Each year as I approach my birthday I look around to take stock of the changes I have created or endured. So far this year I have not worked on a cruise ship, had a baby, backpacked through Europe, modeled in the nude, detoxed from drugs and alcohol or tried to overhaul every single thing about life as I know it.
But this week, I did call to have a ding in my windshield repaired before it turned into a cracked-out emergency—and no one had even thrown a pumpkin through it. After that, I scheduled a check-up even though all of my limbs are firmly attached, my head is not on fire and I only have a low-grade sense that I will die…eventually. I asked my husband to help me pick out some new running shoes. (What?! Did the word RUNNING come out of my face?!) To top it all off, I asked my family to have a sit down dinner. At the table.
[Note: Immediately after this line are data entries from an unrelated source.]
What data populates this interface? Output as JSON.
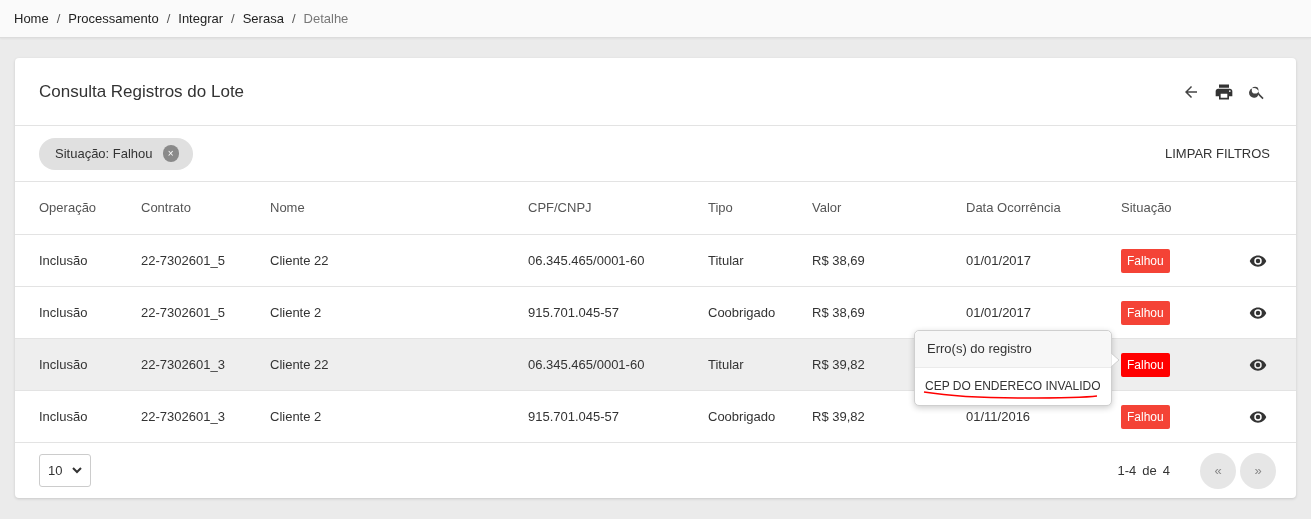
{
  "breadcrumb": [
    {
      "label": "Home",
      "current": false
    },
    {
      "label": "Processamento",
      "current": false
    },
    {
      "label": "Integrar",
      "current": false
    },
    {
      "label": "Serasa",
      "current": false
    },
    {
      "label": "Detalhe",
      "current": true
    }
  ],
  "breadcrumb_separator": "/",
  "card": {
    "title": "Consulta Registros do Lote"
  },
  "filter_chip": {
    "label": "Situação: Falhou",
    "remove": "×"
  },
  "clear_filters": "LIMPAR FILTROS",
  "table": {
    "columns": [
      "Operação",
      "Contrato",
      "Nome",
      "CPF/CNPJ",
      "Tipo",
      "Valor",
      "Data Ocorrência",
      "Situação"
    ],
    "rows": [
      {
        "operation": "Inclusão",
        "contract": "22-7302601_5",
        "name": "Cliente 22",
        "document": "06.345.465/0001-60",
        "type": "Titular",
        "value": "R$ 38,69",
        "date": "01/01/2017",
        "status": "Falhou",
        "selected": false
      },
      {
        "operation": "Inclusão",
        "contract": "22-7302601_5",
        "name": "Cliente 2",
        "document": "915.701.045-57",
        "type": "Coobrigado",
        "value": "R$ 38,69",
        "date": "01/01/2017",
        "status": "Falhou",
        "selected": false
      },
      {
        "operation": "Inclusão",
        "contract": "22-7302601_3",
        "name": "Cliente 22",
        "document": "06.345.465/0001-60",
        "type": "Titular",
        "value": "R$ 39,82",
        "status": "Falhou",
        "selected": true
      },
      {
        "operation": "Inclusão",
        "contract": "22-7302601_3",
        "name": "Cliente 2",
        "document": "915.701.045-57",
        "type": "Coobrigado",
        "value": "R$ 39,82",
        "date": "01/11/2016",
        "status": "Falhou",
        "selected": false
      }
    ]
  },
  "popover": {
    "title": "Erro(s) do registro",
    "message": "CEP DO ENDERECO INVALIDO"
  },
  "footer": {
    "page_size": "10",
    "range": "1-4",
    "of": "de",
    "total": "4",
    "prev": {
      "label": "«",
      "disabled": true
    },
    "next": {
      "label": "»",
      "disabled": true
    }
  }
}
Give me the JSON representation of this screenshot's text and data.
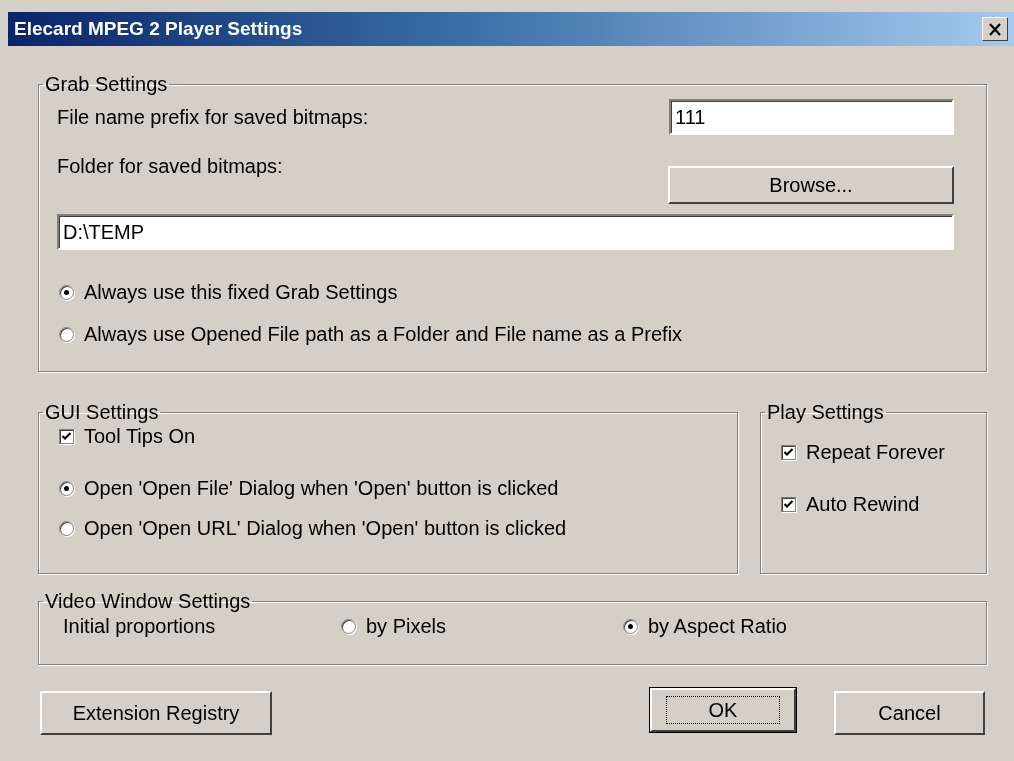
{
  "window": {
    "title": "Elecard MPEG 2 Player Settings"
  },
  "grab_settings": {
    "title": "Grab Settings",
    "prefix_label": "File name prefix for saved bitmaps:",
    "prefix_value": "111",
    "folder_label": "Folder for saved bitmaps:",
    "browse_button": "Browse...",
    "folder_value": "D:\\TEMP",
    "options": [
      {
        "label": "Always use this fixed Grab Settings",
        "selected": true
      },
      {
        "label": "Always use Opened File path as a Folder and File name as a Prefix",
        "selected": false
      }
    ]
  },
  "gui_settings": {
    "title": "GUI Settings",
    "tool_tips": {
      "label": "Tool Tips On",
      "checked": true
    },
    "options": [
      {
        "label": "Open 'Open File' Dialog when 'Open' button is clicked",
        "selected": true
      },
      {
        "label": "Open 'Open URL' Dialog when 'Open' button is clicked",
        "selected": false
      }
    ]
  },
  "play_settings": {
    "title": "Play Settings",
    "options": [
      {
        "label": "Repeat Forever",
        "checked": true
      },
      {
        "label": "Auto Rewind",
        "checked": true
      }
    ]
  },
  "video_window_settings": {
    "title": "Video Window Settings",
    "label": "Initial proportions",
    "options": [
      {
        "label": "by Pixels",
        "selected": false
      },
      {
        "label": "by Aspect Ratio",
        "selected": true
      }
    ]
  },
  "buttons": [
    {
      "label": "Extension Registry",
      "kind": "plain"
    },
    {
      "label": "OK",
      "kind": "default"
    },
    {
      "label": "Cancel",
      "kind": "plain"
    }
  ]
}
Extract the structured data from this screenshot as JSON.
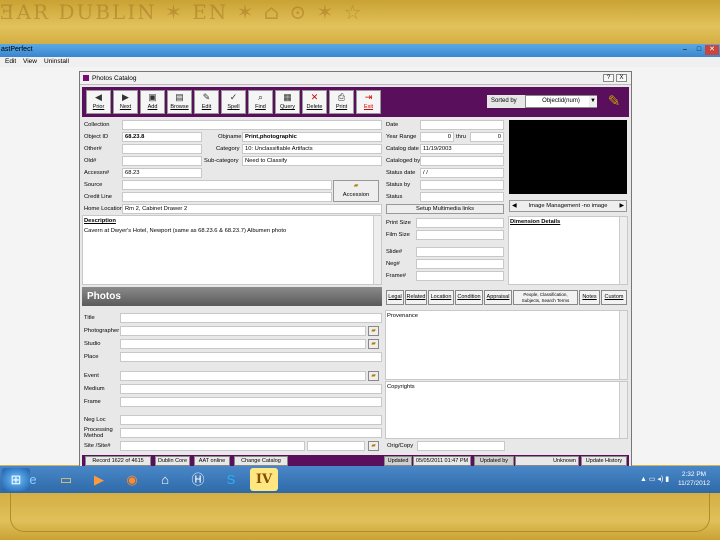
{
  "app": {
    "title": "astPerfect",
    "menu": [
      "Edit",
      "View",
      "Uninstall"
    ]
  },
  "catalog_window": {
    "title": "Photos Catalog",
    "help_btn": "?",
    "close_btn": "X"
  },
  "toolbar": {
    "buttons": [
      {
        "label": "Prior",
        "icon": "◀"
      },
      {
        "label": "Next",
        "icon": "▶"
      },
      {
        "label": "Add",
        "icon": "▣"
      },
      {
        "label": "Browse",
        "icon": "▤"
      },
      {
        "label": "Edit",
        "icon": "✎"
      },
      {
        "label": "Spell",
        "icon": "✓"
      },
      {
        "label": "Find",
        "icon": "⌕"
      },
      {
        "label": "Query",
        "icon": "▦"
      },
      {
        "label": "Delete",
        "icon": "✕"
      },
      {
        "label": "Print",
        "icon": "⎙"
      },
      {
        "label": "Exit",
        "icon": "⇥"
      }
    ],
    "sorted_label": "Sorted by",
    "sorted_value": "Objectid(num)"
  },
  "fields": {
    "collection_lbl": "Collection",
    "objectid_lbl": "Object ID",
    "objectid": "68.23.8",
    "objname_lbl": "Objname",
    "objname": "Print,photographic",
    "other_lbl": "Other#",
    "category_lbl": "Category",
    "category": "10: Unclassifiable Artifacts",
    "old_lbl": "Old#",
    "subcategory_lbl": "Sub-category",
    "subcategory": "Need to Classify",
    "accession_lbl": "Accessn#",
    "accession": "68.23",
    "source_lbl": "Source",
    "creditline_lbl": "Credit Line",
    "accession_btn": "Accession",
    "homelocation_lbl": "Home Location",
    "homelocation": "Rm 2, Cabinet Drawer 2",
    "description_lbl": "Description",
    "description": "Cavern at Dwyer's Hotel, Newport  (same as 68.23.6 & 68.23.7)    Albumen photo",
    "date_lbl": "Date",
    "yearrange_lbl": "Year Range",
    "year_from": "0",
    "thru_lbl": "thru",
    "year_to": "0",
    "catalogdate_lbl": "Catalog date",
    "catalogdate": "11/19/2003",
    "catalogedby_lbl": "Cataloged by",
    "statusdate_lbl": "Status date",
    "statusdate": " / /",
    "statusby_lbl": "Status by",
    "status_lbl": "Status",
    "multimedia_btn": "Setup Multimedia links",
    "imagemgmt": "Image Management -no image",
    "printsize_lbl": "Print Size",
    "filmsize_lbl": "Film Size",
    "dimension_lbl": "Dimension Details",
    "slide_lbl": "Slide#",
    "neg_lbl": "Neg#",
    "frame_lbl": "Frame#"
  },
  "photos_section": {
    "band": "Photos",
    "title_lbl": "Title",
    "photographer_lbl": "Photographer",
    "studio_lbl": "Studio",
    "place_lbl": "Place",
    "event_lbl": "Event",
    "medium_lbl": "Medium",
    "frame_lbl": "Frame",
    "negloc_lbl": "Neg Loc",
    "processing_lbl": "Processing Method",
    "site_lbl": "Site /Site#"
  },
  "tabs": [
    "Legal",
    "Related",
    "Location",
    "Condition",
    "Appraisal",
    "People, Classification, Subjects, Search Terms",
    "Notes",
    "Custom"
  ],
  "right_panel": {
    "provenance_lbl": "Provenance",
    "copyrights_lbl": "Copyrights",
    "origcopy_lbl": "Orig/Copy"
  },
  "statusbar": {
    "record": "Record 1622 of 4615",
    "dublin": "Dublin Core",
    "aat": "AAT online",
    "change": "Change Catalog",
    "updated_lbl": "Updated",
    "updated": "05/05/2011 01:47 PM",
    "updatedby_lbl": "Updated by",
    "updatedby": "Unknown",
    "history": "Update History"
  },
  "taskbar": {
    "time": "2:32 PM",
    "date": "11/27/2012",
    "apps": [
      "windows-start",
      "ie",
      "explorer",
      "media-player",
      "firefox",
      "paint",
      "hp",
      "skype",
      "s-app",
      "pastperfect"
    ]
  }
}
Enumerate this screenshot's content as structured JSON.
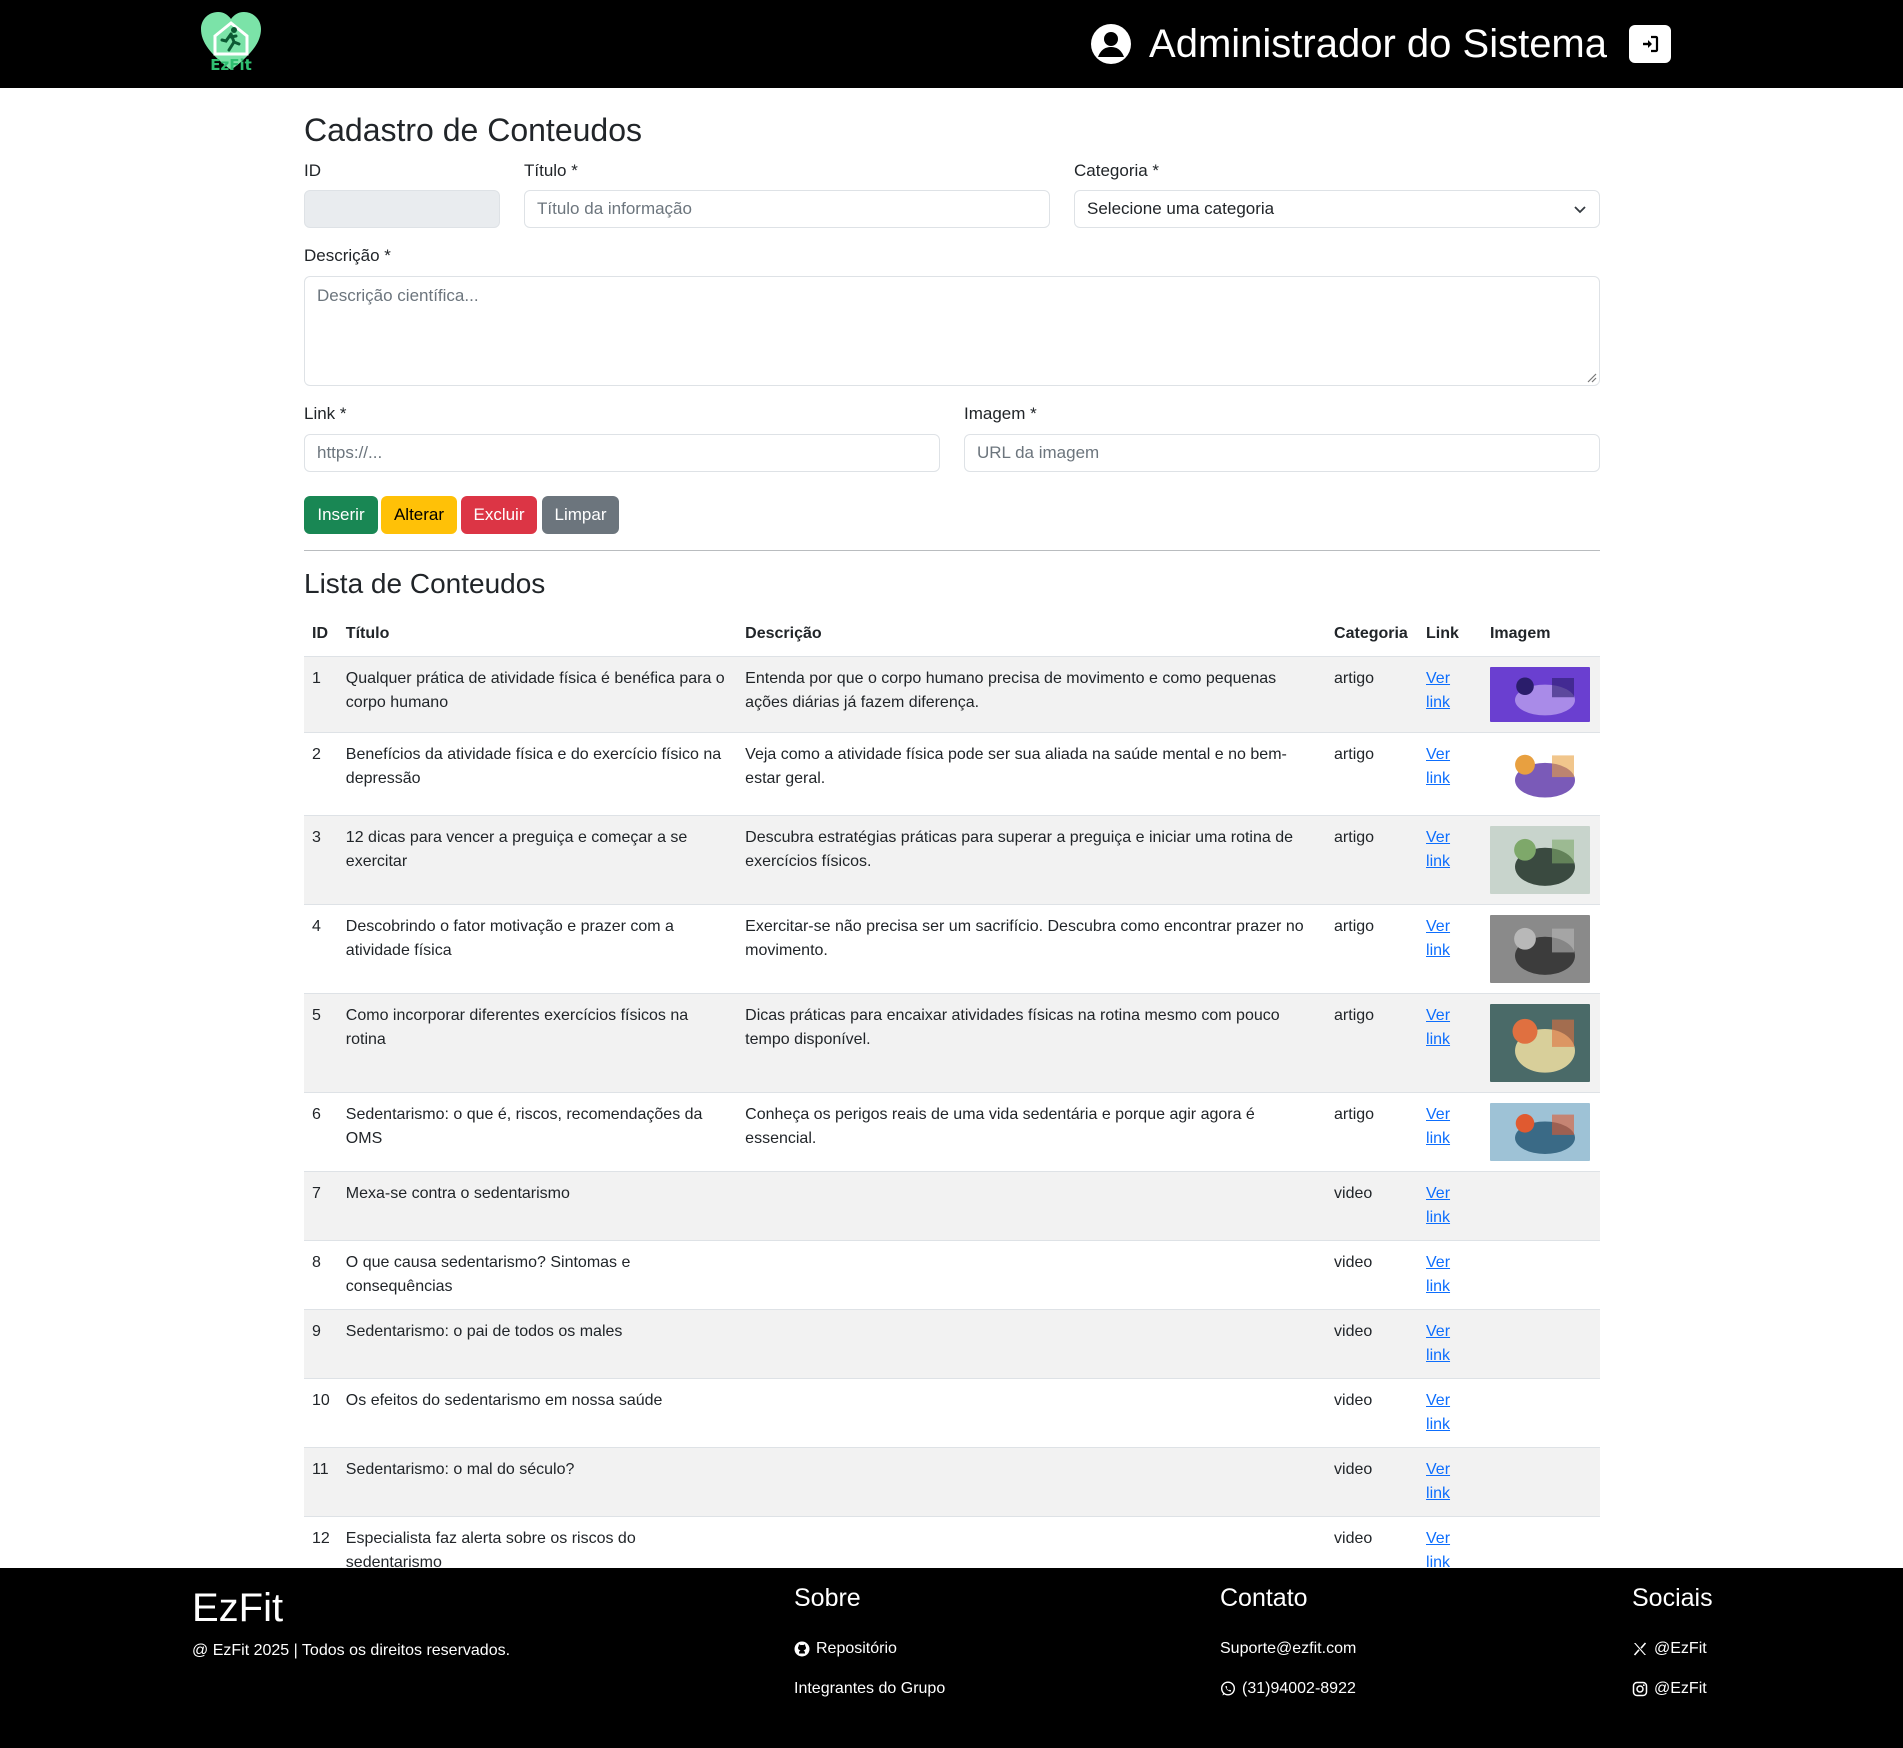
{
  "header": {
    "brand_text": "EzFit",
    "user_name": "Administrador do Sistema"
  },
  "form": {
    "title": "Cadastro de Conteudos",
    "id_label": "ID",
    "titulo_label": "Título *",
    "titulo_placeholder": "Título da informação",
    "categoria_label": "Categoria *",
    "categoria_value": "Selecione uma categoria",
    "descricao_label": "Descrição *",
    "descricao_placeholder": "Descrição científica...",
    "link_label": "Link *",
    "link_placeholder": "https://...",
    "imagem_label": "Imagem *",
    "imagem_placeholder": "URL da imagem",
    "buttons": {
      "inserir": "Inserir",
      "alterar": "Alterar",
      "excluir": "Excluir",
      "limpar": "Limpar"
    }
  },
  "list": {
    "title": "Lista de Conteudos",
    "columns": [
      "ID",
      "Título",
      "Descrição",
      "Categoria",
      "Link",
      "Imagem"
    ],
    "rows": [
      {
        "id": "1",
        "titulo": "Qualquer prática de atividade física é benéfica para o corpo humano",
        "descricao": "Entenda por que o corpo humano precisa de movimento e como pequenas ações diárias já fazem diferença.",
        "categoria": "artigo",
        "link": "Ver link",
        "img": {
          "colors": [
            "#6a3fd0",
            "#a98be8",
            "#2a1d6b"
          ],
          "h": 55
        }
      },
      {
        "id": "2",
        "titulo": "Benefícios da atividade física e do exercício físico na depressão",
        "descricao": "Veja como a atividade física pode ser sua aliada na saúde mental e no bem-estar geral.",
        "categoria": "artigo",
        "link": "Ver link",
        "img": {
          "colors": [
            "#ffffff",
            "#7a5ab8",
            "#e8a040"
          ],
          "h": 62
        }
      },
      {
        "id": "3",
        "titulo": "12 dicas para vencer a preguiça e começar a se exercitar",
        "descricao": "Descubra estratégias práticas para superar a preguiça e iniciar uma rotina de exercícios físicos.",
        "categoria": "artigo",
        "link": "Ver link",
        "img": {
          "colors": [
            "#c8d4cc",
            "#3a4a40",
            "#7ea86a"
          ],
          "h": 68
        }
      },
      {
        "id": "4",
        "titulo": "Descobrindo o fator motivação e prazer com a atividade física",
        "descricao": "Exercitar-se não precisa ser um sacrifício. Descubra como encontrar prazer no movimento.",
        "categoria": "artigo",
        "link": "Ver link",
        "img": {
          "colors": [
            "#8a8a8a",
            "#3c3c3c",
            "#b8b8b8"
          ],
          "h": 68
        }
      },
      {
        "id": "5",
        "titulo": "Como incorporar diferentes exercícios físicos na rotina",
        "descricao": "Dicas práticas para encaixar atividades físicas na rotina mesmo com pouco tempo disponível.",
        "categoria": "artigo",
        "link": "Ver link",
        "img": {
          "colors": [
            "#4a6a68",
            "#d8cf9a",
            "#e07040"
          ],
          "h": 78
        }
      },
      {
        "id": "6",
        "titulo": "Sedentarismo: o que é, riscos, recomendações da OMS",
        "descricao": "Conheça os perigos reais de uma vida sedentária e porque agir agora é essencial.",
        "categoria": "artigo",
        "link": "Ver link",
        "img": {
          "colors": [
            "#9ec2d6",
            "#3a6a86",
            "#e05a30"
          ],
          "h": 58
        }
      },
      {
        "id": "7",
        "titulo": "Mexa-se contra o sedentarismo",
        "descricao": "",
        "categoria": "video",
        "link": "Ver link",
        "img": null
      },
      {
        "id": "8",
        "titulo": "O que causa sedentarismo? Sintomas e consequências",
        "descricao": "",
        "categoria": "video",
        "link": "Ver link",
        "img": null
      },
      {
        "id": "9",
        "titulo": "Sedentarismo: o pai de todos os males",
        "descricao": "",
        "categoria": "video",
        "link": "Ver link",
        "img": null
      },
      {
        "id": "10",
        "titulo": "Os efeitos do sedentarismo em nossa saúde",
        "descricao": "",
        "categoria": "video",
        "link": "Ver link",
        "img": null
      },
      {
        "id": "11",
        "titulo": "Sedentarismo: o mal do século?",
        "descricao": "",
        "categoria": "video",
        "link": "Ver link",
        "img": null
      },
      {
        "id": "12",
        "titulo": "Especialista faz alerta sobre os riscos do sedentarismo",
        "descricao": "",
        "categoria": "video",
        "link": "Ver link",
        "img": null
      }
    ]
  },
  "footer": {
    "brand": "EzFit",
    "copyright": "@ EzFit 2025 | Todos os direitos reservados.",
    "sobre": {
      "title": "Sobre",
      "items": [
        "Repositório",
        "Integrantes do Grupo"
      ]
    },
    "contato": {
      "title": "Contato",
      "items": [
        "Suporte@ezfit.com",
        "(31)94002-8922"
      ]
    },
    "sociais": {
      "title": "Sociais",
      "items": [
        "@EzFit",
        "@EzFit"
      ]
    }
  },
  "colors": {
    "brand_green": "#2fbf71",
    "success": "#198754",
    "warning": "#ffc107",
    "danger": "#dc3545",
    "secondary": "#6c757d",
    "link": "#0d6efd"
  }
}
Clearly, these changes are more of the tip-toeing down the graduated steps into the pool one inch at a time rather than cannon-balling off the diving board variety. So incremental, I almost haven’t noticed anything's different until bam! suddenly I am underwater swimming through the legs of strangers. Or, as the case may be trying to get my family to sit down together at the table for dinner.
The impact has been just as profound.
At our first family dinner, my husband announced that he had eaten lunch five minutes before and that he was not hungry. "Not" and "hungry" rarely if ever show up together in my personal lexicon but that’s another blog-post. However, he obliged me by sitting at the table with a glass of water, enduring my pronouncements about the importance of togetherness. When I reached out to hold hands for grace, my son looked at me as if I had asked him to climb on the table, beat his chest like a gorilla and toss about his own feces, possibly an activity he would have preferred. “WE ARE GOING TO HAVE A NICE SIT DOWN FAMILY DINNER AND WE ARE GOING TO LIKE IT,” I screamed as they stared on in wonder at the new-super-human-mom-wife-woman before them.
Growing up, my mother did cook and we did say grace, but most often from a table cloth on the floor because all of the surfaces in the house were too cluttered for plates. On the evenings I was with my dad, we either circled a loop of fast food chains or, at home, ate with our TV dinners on our laps on one of the couches he assembled from parts in the alley while watching Mr. T. Though I have had thousands of beautiful family dinners during and since that time, for some reason these are the ones that have engraved themselves most deeply in my neural coding.
Even though dinner with proper plates and utensils and topics of conversation was a bit bizarre the first night, we did it again the second. My husband cooked. And it was just a little less weird. In fact, it was absolutely wonderful. It was as much of a marvel as the other people on the Greyhound cross country or the Euro-rail from Prague to Budapest. In the right light, my own family contains as much mystery and intrigue as the Seven Wonders of the World.
For the first time in my life I'd rather prevent than invite drama. However, I have noticed that the more “low-key” I want to be, the more high-maintenance I actually am. The longer I stay sober the more work it takes to stay that way—not just physically but mentally, emotionally and spiritually. I used to pride myself on my ability to roll out of bed--or sleeping bag--and stumble into the next adventure (read: ill-advised drunken escapade) all fancy-free in the clothes I’d slept in the night before. I was always ready to go! Now I require a full teeth-brushing, clothes that don’t smell like the sewer, some form of exercise, a decent helping of healthy food and no less than 17-87 interactions with any number of 12-step programs ending in the letter A.
This year as I walk-- not stumble-- into 39, I have found myself wanting more family interaction and less performance art, more day trips into the country and less surreal dream sequences through the bowels of the underworld. I hope to God I always have both, but for now I want to spend as much time as I can witnessing and appreciating and discovering the world that is right in front of my face, the world I would be an idiot to miss.